The World-Herald’s Dirk Chatelain wondered on twitter today whether a team had ever made the NCAA championship game without beating a Top-7 seed at any point in the tournament. (Kansas could do it this year if they keep winning and Butler beats Florida.)

So, I did some checking with the Washington Post’s amazing bracket database and found that the answer to Dirk’s question, unsurprisingly, is no.

But I also discovered that only three No. 1 seeds have even made the FINAL FOUR without beating a Top-7 seed.

’91 North Carolina beat a 16 seed, a 9 seed, a 12 seed, and a 10 seed.
’01 Michigan State beat a 16, 9, 12, 11.
’08 Kansas beat a 16, 8, 12, 10.

Nerdy, yes. Also cool.

The annual “Man, I suck at picking winners” post

Mar 20

NCAA tournament pool stats after the first weekend:

19-13 in the first round. Good enough for last place.

6-10 in the second round. Good enough for last place.

I have 3 of my Elite 8 left.

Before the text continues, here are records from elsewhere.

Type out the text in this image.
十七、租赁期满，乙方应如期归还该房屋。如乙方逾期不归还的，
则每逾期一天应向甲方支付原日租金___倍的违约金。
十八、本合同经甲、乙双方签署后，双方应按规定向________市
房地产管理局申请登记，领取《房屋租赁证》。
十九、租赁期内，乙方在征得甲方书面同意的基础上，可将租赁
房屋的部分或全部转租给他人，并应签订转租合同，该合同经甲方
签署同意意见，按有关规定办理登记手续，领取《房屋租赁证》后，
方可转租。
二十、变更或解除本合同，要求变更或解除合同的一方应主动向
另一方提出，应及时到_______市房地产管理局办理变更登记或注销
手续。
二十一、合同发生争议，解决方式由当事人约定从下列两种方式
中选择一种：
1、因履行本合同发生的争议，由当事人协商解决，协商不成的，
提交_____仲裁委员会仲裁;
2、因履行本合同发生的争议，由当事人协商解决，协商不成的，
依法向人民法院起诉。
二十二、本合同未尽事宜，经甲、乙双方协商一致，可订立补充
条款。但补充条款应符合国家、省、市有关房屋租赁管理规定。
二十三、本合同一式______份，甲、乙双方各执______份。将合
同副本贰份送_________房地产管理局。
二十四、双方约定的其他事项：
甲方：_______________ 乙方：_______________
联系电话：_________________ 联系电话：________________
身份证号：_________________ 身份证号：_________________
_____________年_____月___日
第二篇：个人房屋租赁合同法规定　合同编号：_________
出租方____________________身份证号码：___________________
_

I have 2 of my Four left.

I’m losing to a cat (a real cat) that made his picks based on bird mascots and colors.

My only hope is that Stephanie’s bracket wins (she’s in fourth place) and she throws a couple bucks my way.

Providence, Day 1

Mar 19

Dunkin' Donuts Center in Providence

Watching four live basketball games in one day is hard. Almost too hard. So it helps when:

1. You get yelled at the minute you get into town by an angry local pedestrian who was almost hit while crossing the street illegally.

2. While searching for parking (any parking) you find a toothless guy with three spots left. Literally steps from the front door.

3. You get interviewed by a reporter from the local paper who’s impressed that you’ve made the trip all the way from Nebraska without a team to root for. (Watch for our story and photos in Friday’s Providence Journal. OK, maybe no photos. Story here.)

4. The first game of the day, which should be a blowout, nearly ends up as one of the biggest upsets in tournament history. You instantly become a Robert Morris fan.

5. Get to decide which mascot is creepier: Richmond’s four-legged red “spider” or the St. Mary’s dude who’s a dead ringer for the Geico caveman.

6. After asking the guys in front of you why they’re passing money back and forth each time there’s a dead ball, you win two bucks playing the greatest basketball gambling game ever.

7. Oh yeah. Game 3 is a 14-seed over a No. 3. And game 4 goes down to the last shot.